Voici la seconde partie de l’interview donnée à The EpochTimes par le sociologue québécois et journaliste de CBews, Mathieu Bock-Côté (première partie disponible ici).
Vous revenez également dans votre livre sur la crise du Covid-19 et sa méthode de gestion inspirée du modèle chinois, qui a plongé le monde occidental dans l’expérience d’un contrôle social inédit. Selon vous, la société dans laquelle nous avons vécu de 2020 à 2022 préfigure-t-elle celle dans laquelle nous pourrions être amenés à vivre au nom de la lutte contre le changement climatique ?
Je le redoute. Je ne suis pas de ceux qui pensent que la fuite de ce virus aurait été planifiée dans le cadre de je ne sais quelle conspiration.
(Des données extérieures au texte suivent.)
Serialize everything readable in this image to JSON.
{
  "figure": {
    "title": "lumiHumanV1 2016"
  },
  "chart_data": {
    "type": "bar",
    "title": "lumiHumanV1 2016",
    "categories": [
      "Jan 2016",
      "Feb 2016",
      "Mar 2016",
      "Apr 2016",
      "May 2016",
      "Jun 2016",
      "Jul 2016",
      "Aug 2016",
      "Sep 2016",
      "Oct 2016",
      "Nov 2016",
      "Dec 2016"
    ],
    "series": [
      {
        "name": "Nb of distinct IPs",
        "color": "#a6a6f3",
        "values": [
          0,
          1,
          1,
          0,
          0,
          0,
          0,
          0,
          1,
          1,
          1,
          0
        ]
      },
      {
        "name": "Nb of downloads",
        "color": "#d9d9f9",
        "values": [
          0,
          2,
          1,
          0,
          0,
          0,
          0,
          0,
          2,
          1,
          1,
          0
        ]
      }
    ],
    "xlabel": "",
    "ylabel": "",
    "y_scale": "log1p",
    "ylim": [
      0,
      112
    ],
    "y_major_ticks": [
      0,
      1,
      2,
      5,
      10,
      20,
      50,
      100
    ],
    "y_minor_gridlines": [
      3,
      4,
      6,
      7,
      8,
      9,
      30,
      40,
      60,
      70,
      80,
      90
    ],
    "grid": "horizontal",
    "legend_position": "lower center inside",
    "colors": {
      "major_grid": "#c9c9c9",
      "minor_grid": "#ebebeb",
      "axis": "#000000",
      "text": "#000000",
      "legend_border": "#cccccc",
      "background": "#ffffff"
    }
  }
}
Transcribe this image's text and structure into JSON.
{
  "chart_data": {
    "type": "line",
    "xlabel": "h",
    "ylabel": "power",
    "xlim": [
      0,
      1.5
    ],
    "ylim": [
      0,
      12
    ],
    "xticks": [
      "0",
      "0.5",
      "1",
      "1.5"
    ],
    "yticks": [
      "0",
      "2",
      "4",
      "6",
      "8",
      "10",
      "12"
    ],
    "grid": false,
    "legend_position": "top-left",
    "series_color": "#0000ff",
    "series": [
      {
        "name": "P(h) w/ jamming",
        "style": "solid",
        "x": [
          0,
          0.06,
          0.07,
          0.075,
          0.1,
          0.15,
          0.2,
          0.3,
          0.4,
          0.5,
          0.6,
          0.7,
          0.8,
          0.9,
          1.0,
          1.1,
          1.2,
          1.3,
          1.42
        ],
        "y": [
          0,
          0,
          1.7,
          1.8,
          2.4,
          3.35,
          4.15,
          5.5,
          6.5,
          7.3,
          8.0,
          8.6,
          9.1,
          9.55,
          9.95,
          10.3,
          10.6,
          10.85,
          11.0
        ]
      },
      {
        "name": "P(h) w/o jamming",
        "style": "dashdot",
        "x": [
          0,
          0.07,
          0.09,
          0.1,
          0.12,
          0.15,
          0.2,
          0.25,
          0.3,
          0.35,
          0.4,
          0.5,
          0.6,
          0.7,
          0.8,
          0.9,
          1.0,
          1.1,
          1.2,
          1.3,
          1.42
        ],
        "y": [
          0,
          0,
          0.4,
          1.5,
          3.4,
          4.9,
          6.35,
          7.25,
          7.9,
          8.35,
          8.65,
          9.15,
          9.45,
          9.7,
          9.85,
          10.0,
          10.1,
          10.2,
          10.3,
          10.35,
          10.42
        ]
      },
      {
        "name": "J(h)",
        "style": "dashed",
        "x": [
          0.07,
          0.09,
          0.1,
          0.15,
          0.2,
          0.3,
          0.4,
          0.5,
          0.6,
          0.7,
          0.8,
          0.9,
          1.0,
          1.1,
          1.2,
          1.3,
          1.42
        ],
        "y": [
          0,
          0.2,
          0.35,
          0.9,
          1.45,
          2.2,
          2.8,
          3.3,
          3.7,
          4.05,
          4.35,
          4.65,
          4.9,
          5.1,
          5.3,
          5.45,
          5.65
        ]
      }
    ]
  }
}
En revanche, je note que les sociétés occidentales frappées par une épidémie ont tout d’abord tâtonné pour réagir face à un phénomène qui représentait une menace inédite et qui ne faisait plus partie de leur imaginaire mental et qu’elles se sont rapidement converties à la logique du contrôle social. Bien que je puisse excuser les mesures prises par les décideurs politiques au cours de la première année, car nous étions dans le brouillard, la nature de la situation se déroulant sous nos yeux est devenue évidente par la suite.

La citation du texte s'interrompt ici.